AI Act: EU policymakers nail down rules on AI models, butt heads on law enforcement

This article is authored by Luca Bertuzzi for Euractiv.

After 22 hours of intense negotiations, EU policymakers found a provisional agreement on the rules for the most powerful AI models, but strong disagreement in the law enforcement chapter forced the exhausted officials to call for a recess.

The AI Act is a landmark bill to regulate Artificial Intelligence based on its capacity to cause harm. The file is at the last stage of the legislative process as the EU Commission, Council, and Parliament meet in so-called trilogues to hash out the final provisions.

The final trilogue started on Wednesday (6 December) and lasted almost uninterruptedly for an entire day until a recess was called for Friday morning. In this first part of the negotiation, an agreement has been found on regulating powerful AI models.

Scope

The regulation’s definition of AI takes all the main elements of the OECD’s definition, although it does not repeat it word for word.

As part of the provisional agreement, free and open-source software will be excluded from the regulation’s scope unless they are a high-risk system, prohibited applications or an AI solution at risk of causing manipulation.

On the negotiators’ table after the recess will be the issue of the national security exemption, since EU countries, led by France, asked for a broad exemption for any AI system used for military or defence purposes, including for external contractors.

Another point to discuss is whether the regulation will apply to AI systems that were on the market before it started to apply if they undergo a significant change.

Foundation models

According to a compromise document seen by Euractiv, the tiered approach was maintained with an automatic categorisation as ‘systemic’ for models that were trained with computing power above 10~25 floating point operations.

A new annexe will provide criteria for the AI Office to make qualitative designation decisions ex officio or based on a qualified alert from the scientific panel.
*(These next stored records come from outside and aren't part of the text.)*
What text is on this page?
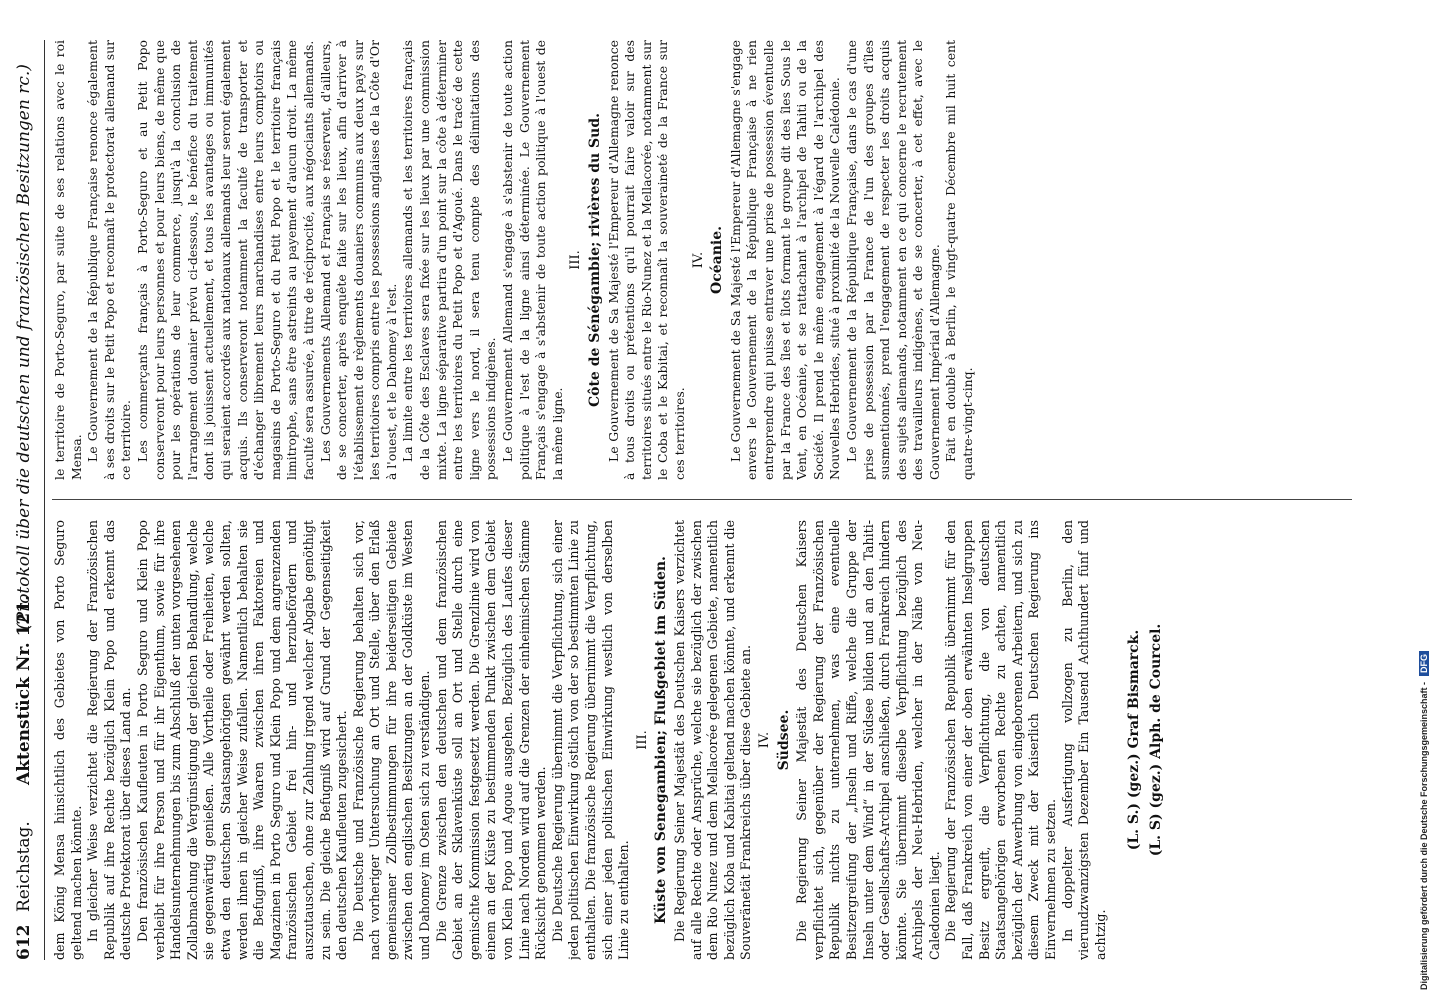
612
Reichstag.
Aktenstück Nr. 121.
(Protokoll über die deutschen und französischen Besitzungen rc.)

dem König Mensa hinsichtlich des Gebietes von Porto Seguro geltend machen könnte. In gleicher Weise verzichtet die Regierung der Französischen Republik auf ihre Rechte bezüglich Klein Popo und erkennt das deutsche Protektorat über dieses Land an. Den französischen Kaufleuten in Porto Seguro und Klein Popo verbleibt für ihre Person und für ihr Eigenthum, sowie für ihre Handelsunternehmungen bis zum Abschluß der unten vorgesehenen Zollabmachung die Vergünstigung der gleichen Behandlung, welche sie gegenwärtig genießen. Alle Vortheile oder Freiheiten, welche etwa den deutschen Staatsangehörigen gewährt werden sollten, werden ihnen in gleicher Weise zufallen. Namentlich behalten sie die Befugniß, ihre Waaren zwischen ihren Faktoreien und Magazinen in Porto Seguro und Klein Popo und dem angrenzenden französischen Gebiet frei hin- und herzubefördern und auszutauschen, ohne zur Zahlung irgend welcher Abgabe genöthigt zu sein. Die gleiche Befugniß wird auf Grund der Gegenseitigkeit den deutschen Kaufleuten zugesichert. Die Deutsche und Französische Regierung behalten sich vor, nach vorheriger Untersuchung an Ort und Stelle, über den Erlaß gemeinsamer Zollbestimmungen für ihre beiderseitigen Gebiete zwischen den englischen Besitzungen an der Goldküste im Westen und Dahomey im Osten sich zu verständigen. Die Grenze zwischen den deutschen und dem französischen Gebiet an der Sklavenküste soll an Ort und Stelle durch eine gemischte Kommission festgesetzt werden. Die Grenzlinie wird von einem an der Küste zu bestimmenden Punkt zwischen dem Gebiet von Klein Popo und Agoue ausgehen. Bezüglich des Laufes dieser Linie nach Norden wird auf die Grenzen der einheimischen Stämme Rücksicht genommen werden. Die Deutsche Regierung übernimmt die Verpflichtung, sich einer jeden politischen Einwirkung östlich von der so bestimmten Linie zu enthalten. Die französische Regierung übernimmt die Verpflichtung, sich einer jeden politischen Einwirkung westlich von derselben Linie zu enthalten.

III. Küste von Senegambien; Flußgebiet im Süden. Die Regierung Seiner Majestät des Deutschen Kaisers verzichtet auf alle Rechte oder Ansprüche, welche sie bezüglich der zwischen dem Rio Nunez und dem Mellacorée gelegenen Gebiete, namentlich bezüglich Koba und Kabitai geltend machen könnte, und erkennt die Souveränetät Frankreichs über diese Gebiete an. IV. Südsee. Die Regierung Seiner Majestät des Deutschen Kaisers verpflichtet sich, gegenüber der Regierung der Französischen Republik nichts zu unternehmen, was eine eventuelle Besitzergreifung der „Inseln und Riffe, welche die Gruppe der Inseln unter dem Wind“ in der Südsee bilden und an den Tahiti- oder Gesellschafts-Archipel anschließen, durch Frankreich hindern könnte. Sie übernimmt dieselbe Verpflichtung bezüglich des Archipels der Neu-Hebriden, welcher in der Nähe von Neu-Caledonien liegt. Die Regierung der Französischen Republik übernimmt für den Fall, daß Frankreich von einer der oben erwähnten Inselgruppen Besitz ergreift, die Verpflichtung, die von deutschen Staatsangehörigen erworbenen Rechte zu achten, namentlich bezüglich der Anwerbung von eingeborenen Arbeitern, und sich zu diesem Zweck mit der Kaiserlich Deutschen Regierung ins Einvernehmen zu setzen. In doppelter Ausfertigung vollzogen zu Berlin, den vierundzwanzigsten Dezember Ein Tausend Achthundert fünf und achtzig.

(L. S.) (gez.) Graf Bismarck. (L. S) (gez.) Alph. de Courcel.

le territoire de Porto-Seguro, par suite de ses relations avec le roi Mensa. Le Gouvernement de la République Française renonce également à ses droits sur le Petit Popo et reconnaît le protectorat allemand sur ce territoire. Les commerçants français à Porto-Seguro et au Petit Popo conserveront pour leurs personnes et pour leurs biens, de même que pour les opérations de leur commerce, jusqu'à la conclusion de l'arrangement douanier prévu ci-dessous, le bénéfice du traitement dont ils jouissent actuellement, et tous les avantages ou immunités qui seraient accordés aux nationaux allemands leur seront également acquis. Ils conserveront notamment la faculté de transporter et d'échanger librement leurs marchandises entre leurs comptoirs ou magasins de Porto-Seguro et du Petit Popo et le territoire français limitrophe, sans être astreints au payement d'aucun droit. La même faculté sera assurée, à titre de réciprocité, aux négociants allemands. Les Gouvernements Allemand et Français se réservent, d'ailleurs, de se concerter, après enquête faite sur les lieux, afin d'arriver à l'établissement de règlements douaniers communs aux deux pays sur les territoires compris entre les possessions anglaises de la Côte d'Or à l'ouest, et le Dahomey à l'est. La limite entre les territoires allemands et les territoires français de la Côte des Esclaves sera fixée sur les lieux par une commission mixte. La ligne séparative partira d'un point sur la côte à déterminer entre les territoires du Petit Popo et d'Agoué. Dans le tracé de cette ligne vers le nord, il sera tenu compte des délimitations des possessions indigènes. Le Gouvernement Allemand s'engage à s'abstenir de toute action politique à l'est de la ligne ainsi déterminée. Le Gouvernement Français s'engage à s'abstenir de toute action politique à l'ouest de la même ligne.

III. Côte de Sénégambie; rivières du Sud. Le Gouvernement de Sa Majesté l'Empereur d'Allemagne renonce à tous droits ou prétentions qu'il pourrait faire valoir sur des territoires situés entre le Rio-Nunez et la Mellacorée, notamment sur le Coba et le Kabitai, et reconnaît la souveraineté de la France sur ces territoires.

IV. Océanie. Le Gouvernement de Sa Majesté l'Empereur d'Allemagne s'engage envers le Gouvernement de la République Française à ne rien entreprendre qui puisse entraver une prise de possession éventuelle par la France des îles et îlots formant le groupe dit des îles Sous le Vent, en Océanie, et se rattachant à l'archipel de Tahiti ou de la Société. Il prend le même engagement à l'égard de l'archipel des Nouvelles Hebrides, situé à proximité de la Nouvelle Calédonie. Le Gouvernement de la République Française, dans le cas d'une prise de possession par la France de l'un des groupes d'îles susmentionnés, prend l'engagement de respecter les droits acquis des sujets allemands, notamment en ce qui concerne le recrutement des travailleurs indigènes, et de se concerter, à cet effet, avec le Gouvernement Impérial d'Allemagne. Fait en double à Berlin, le vingt-quatre Décembre mil huit cent quatre-vingt-cinq.

Digitalisierung gefördert durch die Deutsche Forschungsgemeinschaft -DFG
Criteria include the number of business users and the model’s parameters, and can be updated based on technological developments.

Transparency obligations will apply to all models, including publishing a sufficiently detailed summary of the training data “without prejudice of trade secrets”. AI-generated content will have to be immediately recognisable.
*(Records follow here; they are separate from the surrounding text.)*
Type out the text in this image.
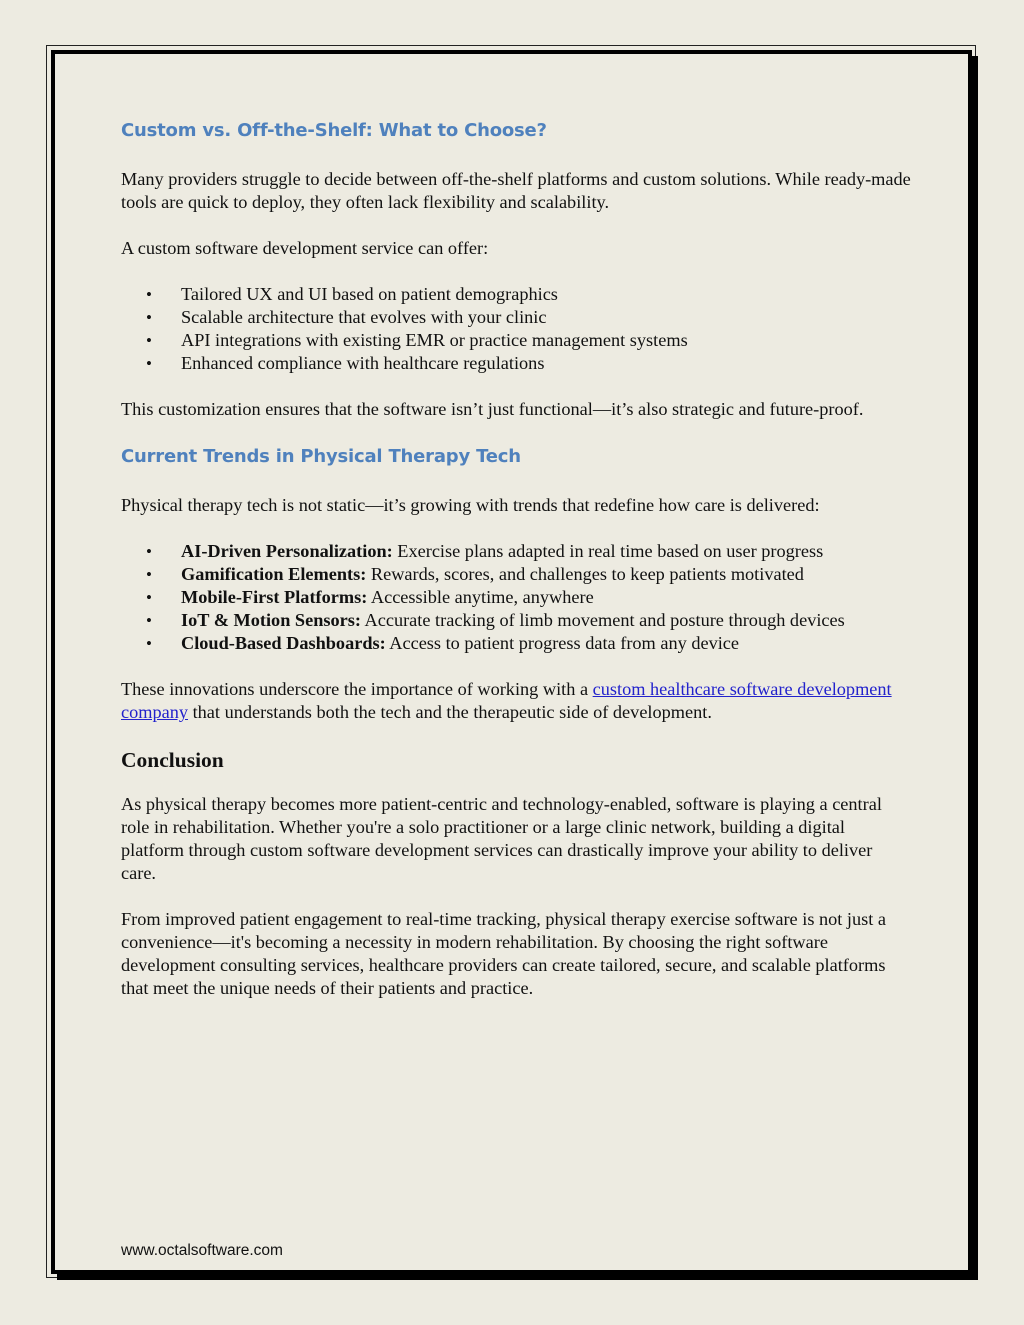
Custom vs. Off-the-Shelf: What to Choose?

Many providers struggle to decide between off-the-shelf platforms and custom solutions. While ready-made tools are quick to deploy, they often lack flexibility and scalability.

A custom software development service can offer:

• Tailored UX and UI based on patient demographics
• Scalable architecture that evolves with your clinic
• API integrations with existing EMR or practice management systems
• Enhanced compliance with healthcare regulations

This customization ensures that the software isn’t just functional—it’s also strategic and future-proof.

Current Trends in Physical Therapy Tech

Physical therapy tech is not static—it’s growing with trends that redefine how care is delivered:

• AI-Driven Personalization: Exercise plans adapted in real time based on user progress
• Gamification Elements: Rewards, scores, and challenges to keep patients motivated
• Mobile-First Platforms: Accessible anytime, anywhere
• IoT & Motion Sensors: Accurate tracking of limb movement and posture through devices
• Cloud-Based Dashboards: Access to patient progress data from any device

These innovations underscore the importance of working with a custom healthcare software development company that understands both the tech and the therapeutic side of development.

Conclusion

As physical therapy becomes more patient-centric and technology-enabled, software is playing a central role in rehabilitation. Whether you're a solo practitioner or a large clinic network, building a digital platform through custom software development services can drastically improve your ability to deliver care.

From improved patient engagement to real-time tracking, physical therapy exercise software is not just a convenience—it's becoming a necessity in modern rehabilitation. By choosing the right software development consulting services, healthcare providers can create tailored, secure, and scalable platforms that meet the unique needs of their patients and practice.

www.octalsoftware.com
Importantly, the AI Act will not apply to free and open source models whose parameters are made publicly available, except for what concerns implementing a policy to comply with copyright law, publishing the detailed summary, obligations for systemic models, and the responsibilities along the AI value chain.

For the top-tier models, the obligations include model evaluation, assessing and keeping track of systemic risks, cybersecurity protection, and reporting on the model’s energy consumption.

The codes of practice are only meant to complement the binding obligations until harmonised technical standards are put in place, and the Commission will be able to intervene via delegated acts if the process is taking too long.